Thioesters for which R1 = S induce skin sensitisation by directly acylating skin proteins [Payne and Walsh]. In contrast, thioesters for which R1 = O are likely to induce skin sensitisation as a result of hydrolysis to the corresponding thiol, which may then undergo thiol exchange with disulphide bridges present in skin proteins. Evidence for this latter mechanism comes from studies with the topical corticosteroid tixocortol pivalate, which has been shown to give positive responses in the GPMT and in human patch testing [Bruze et al, Isaksson et al, Wilkinson]. In addition to in vitro studies which have demonstrated the binding of tixocortol pivalate to protein via disulphide bridges, cross-reactivity of this compound with other topical corticosteroids such as hydrocortisone has been established [Isaksson et al, Wilkinson].

Thiobenzoylsulphanyl-acetic acid and (4-acetylamino-thiobenzoylsulphanyl)-acetic acid have also both produced positive responses in the GPMT [Cronin and Basketter].
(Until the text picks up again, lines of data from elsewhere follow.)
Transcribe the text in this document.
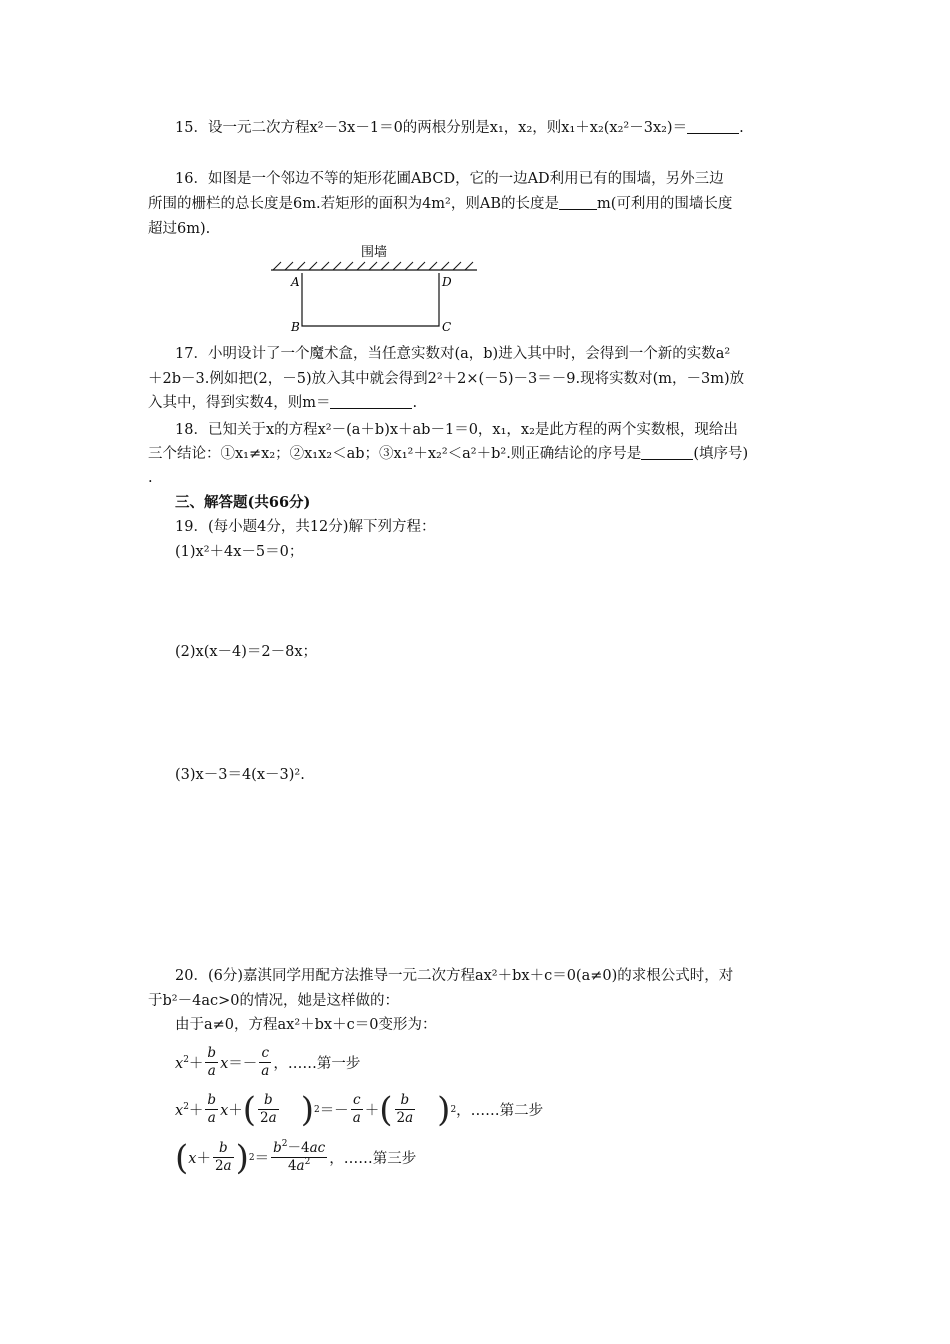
15．设一元二次方程x²－3x－1＝0的两根分别是x₁，x₂，则x₁＋x₂(x₂²－3x₂)＝	.
16．如图是一个邻边不等的矩形花圃ABCD，它的一边AD利用已有的围墙，另外三边
所围的栅栏的总长度是6m.若矩形的面积为4m²，则AB的长度是	m(可利用的围墙长度
超过6m).
围墙
A	D
B	C
17．小明设计了一个魔术盒，当任意实数对(a，b)进入其中时，会得到一个新的实数a²
＋2b－3.例如把(2，－5)放入其中就会得到2²＋2×(－5)－3＝－9.现将实数对(m，－3m)放
入其中，得到实数4，则m＝	.
18．已知关于x的方程x²－(a＋b)x＋ab－1＝0，x₁，x₂是此方程的两个实数根，现给出
三个结论：①x₁≠x₂；②x₁x₂＜ab；③x₁²＋x₂²＜a²＋b².则正确结论的序号是	(填序号)
.
三、解答题(共66分)
19．(每小题4分，共12分)解下列方程：
(1)x²＋4x－5＝0；
(2)x(x－4)＝2－8x；
(3)x－3＝4(x－3)².
20．(6分)嘉淇同学用配方法推导一元二次方程ax²＋bx＋c＝0(a≠0)的求根公式时，对
于b²－4ac>0的情况，她是这样做的：
由于a≠0，方程ax²＋bx＋c＝0变形为：
$x^2+ \frac{b}{a} x=- \frac{c}{a}$ ，……第一步
$x^2+ \frac{b}{a} x+$ ( $\frac{b}{2a}$ ) $2 =- \frac{c}{a}$ ＋ ( $\frac{b}{2a}$ ) 2 ，……第二步
( $x+ \frac{b}{2a}$ ) $2 = \frac{b^2-4ac}{4a^2}$ ，……第三步
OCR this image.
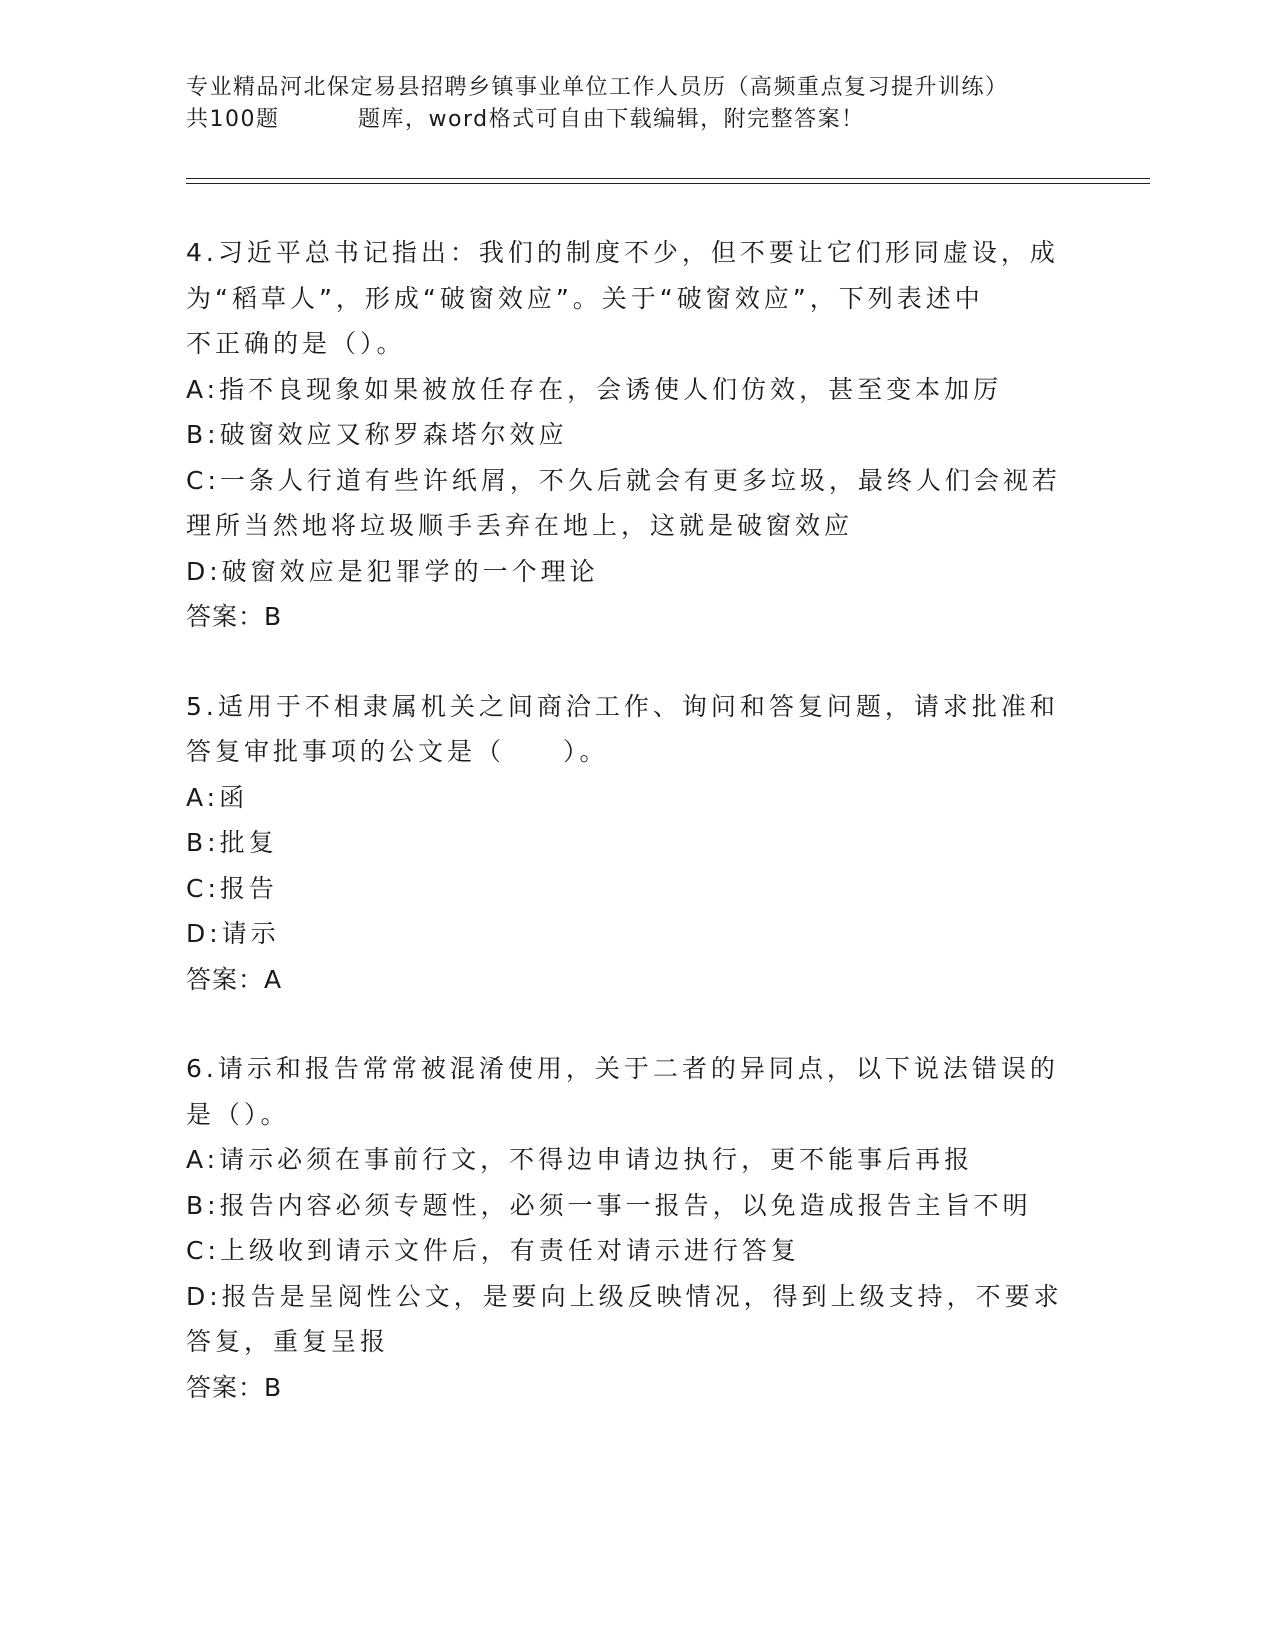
专业精品河北保定易县招聘乡镇事业单位工作人员历（高频重点复习提升训练）
共100题	题库，word格式可自由下载编辑，附完整答案！
4.习近平总书记指出：我们的制度不少，但不要让它们形同虚设，成
为“稻草人”，形成“破窗效应”。关于“破窗效应”，下列表述中
不正确的是（）。
A:指不良现象如果被放任存在，会诱使人们仿效，甚至变本加厉
B:破窗效应又称罗森塔尔效应
C:一条人行道有些许纸屑，不久后就会有更多垃圾，最终人们会视若
理所当然地将垃圾顺手丢弃在地上，这就是破窗效应
D:破窗效应是犯罪学的一个理论
答案：B
5.适用于不相隶属机关之间商洽工作、询问和答复问题，请求批准和
答复审批事项的公文是（　　）。
A:函
B:批复
C:报告
D:请示
答案：A
6.请示和报告常常被混淆使用，关于二者的异同点，以下说法错误的
是（）。
A:请示必须在事前行文，不得边申请边执行，更不能事后再报
B:报告内容必须专题性，必须一事一报告，以免造成报告主旨不明
C:上级收到请示文件后，有责任对请示进行答复
D:报告是呈阅性公文，是要向上级反映情况，得到上级支持，不要求
答复，重复呈报
答案：B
Applicant's summary and conclusion

Interpretation of results:

Category 1 (skin sensitising) based on GHS criteria

Conclusions:

skin sensitisation:

Prediction : plausible

Executive summary:

The skin sensitisation of the target compound was predicted employing an in silico approach: the decision rule system provided by Derek Nexus.

The predictor was employed in order to apply a weight of evidence approach. In the case of the target S-[(1R, 3S)-1 -oxidotetrahydrothiophrn-3 -yl ]ethanethioate Derek Nexus predicted the skin sensistisation as plausible.